6. Les requérants soutiennent que, le terrain d’assiette étant situé en zone UCa où la proportion d’espaces non imperméabilisés à respecter est de 40%, cette proportion est potentiellement susceptible d’être dépassée du fait de la création de dallage par le projet envisagé. Il ressort toutefois de la notice jointe à la déclaration préalable que la proportion d’espaces végétalisés existante sur la parcelle excédait la proportion exigée par le PLU et, si les requérants font valoir qu’une partie du terrain aurait été carrelée, il ressort des pièces du dossier de déclaration préalable, notamment des photographies de l’existant et du montage photographique du projet ainsi que de la notice descriptive, que les parties actuellement carrelées donnant accès à la terrasse n’ont vocation ni à être étendues ni même à être modifiées et n’ont donc aucune incidence sur le calcul actuel et futur des superficies non imperméabilisées, lequel est conforme à la proportion exigée par l’article UC13. Il s’ensuit que le moyen ci-dessus énoncé ne peut être regardé comme assorti des précisions suffisantes pour en établir le bien-fondé.
7. Il résulte ainsi de l’ensemble des considérations qui précèdent, sans qu’il soit nécessaire de se prononcer sur la recevabilité de la requête, que les requérants ne sont pas fondés à demander l’annulation de la décision attaquée.
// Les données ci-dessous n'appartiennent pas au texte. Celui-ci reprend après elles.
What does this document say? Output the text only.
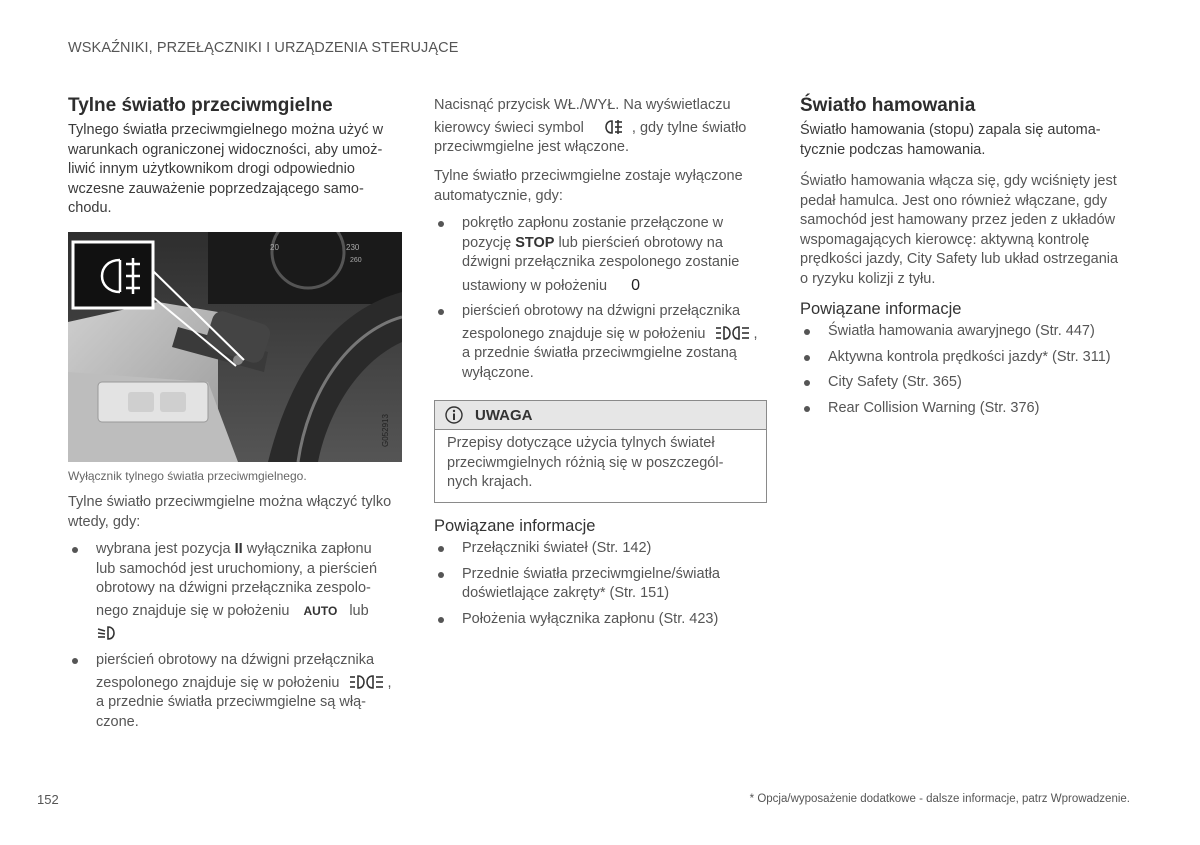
WSKAŹNIKI, PRZEŁĄCZNIKI I URZĄDZENIA STERUJĄCE
Tylne światło przeciwmgielne
Tylnego światła przeciwmgielnego można użyć w
warunkach ograniczonej widoczności, aby umoż-
liwić innym użytkownikom drogi odpowiednio
wczesne zauważenie poprzedzającego samo-
chodu.
20	230
260
G052913
Wyłącznik tylnego światła przeciwmgielnego.
Tylne światło przeciwmgielne można włączyć tylko
wtedy, gdy:
wybrana jest pozycja II wyłącznika zapłonu
lub samochód jest uruchomiony, a pierścień
obrotowy na dźwigni przełącznika zespolo-
nego znajduje się w położeniu AUTO lub
pierścień obrotowy na dźwigni przełącznika
zespolonego znajduje się w położeniu	,
a przednie światła przeciwmgielne są włą-
czone.
Nacisnąć przycisk WŁ./WYŁ. Na wyświetlaczu
kierowcy świeci symbol	, gdy tylne światło
przeciwmgielne jest włączone.
Tylne światło przeciwmgielne zostaje wyłączone
automatycznie, gdy:
pokrętło zapłonu zostanie przełączone w
pozycję STOP lub pierścień obrotowy na
dźwigni przełącznika zespolonego zostanie
ustawiony w położeniu 0
pierścień obrotowy na dźwigni przełącznika
zespolonego znajduje się w położeniu	,
a przednie światła przeciwmgielne zostaną
wyłączone.
UWAGA
Przepisy dotyczące użycia tylnych świateł
przeciwmgielnych różnią się w poszczegól-
nych krajach.
Powiązane informacje
Przełączniki świateł (Str. 142)
Przednie światła przeciwmgielne/światła
doświetlające zakręty* (Str. 151)
Położenia wyłącznika zapłonu (Str. 423)
Światło hamowania
Światło hamowania (stopu) zapala się automa-
tycznie podczas hamowania.
Światło hamowania włącza się, gdy wciśnięty jest
pedał hamulca. Jest ono również włączane, gdy
samochód jest hamowany przez jeden z układów
wspomagających kierowcę: aktywną kontrolę
prędkości jazdy, City Safety lub układ ostrzegania
o ryzyku kolizji z tyłu.
Powiązane informacje
Światła hamowania awaryjnego (Str. 447)
Aktywna kontrola prędkości jazdy* (Str. 311)
City Safety (Str. 365)
Rear Collision Warning (Str. 376)
152	* Opcja/wyposażenie dodatkowe - dalsze informacje, patrz Wprowadzenie.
Il y a lieu, en conséquence, de rejeter la présente requête.
Sur les frais relatifs au litige :
8. Il y a lieu, dans les circonstances de l’espèce, de faire application de l’article L. 761-1 du code de justice administrative, de mettre à la charge de M. et Mme F… une somme de 2 000 euros à payer à M. C… en application de ces dispositions et de rejeter les conclusions présentées sur le même fondement par les requérants, parties perdantes à l’instance.
D E C I D E :
Article 1er : La requête de M. et Mme F… est rejetée.
Article 2 : Il est mis à la charge de M. et Mme F… une somme de 2 000 euros à verser à M. C… en l’application de l’article L. 761-1 du code de justice administrative.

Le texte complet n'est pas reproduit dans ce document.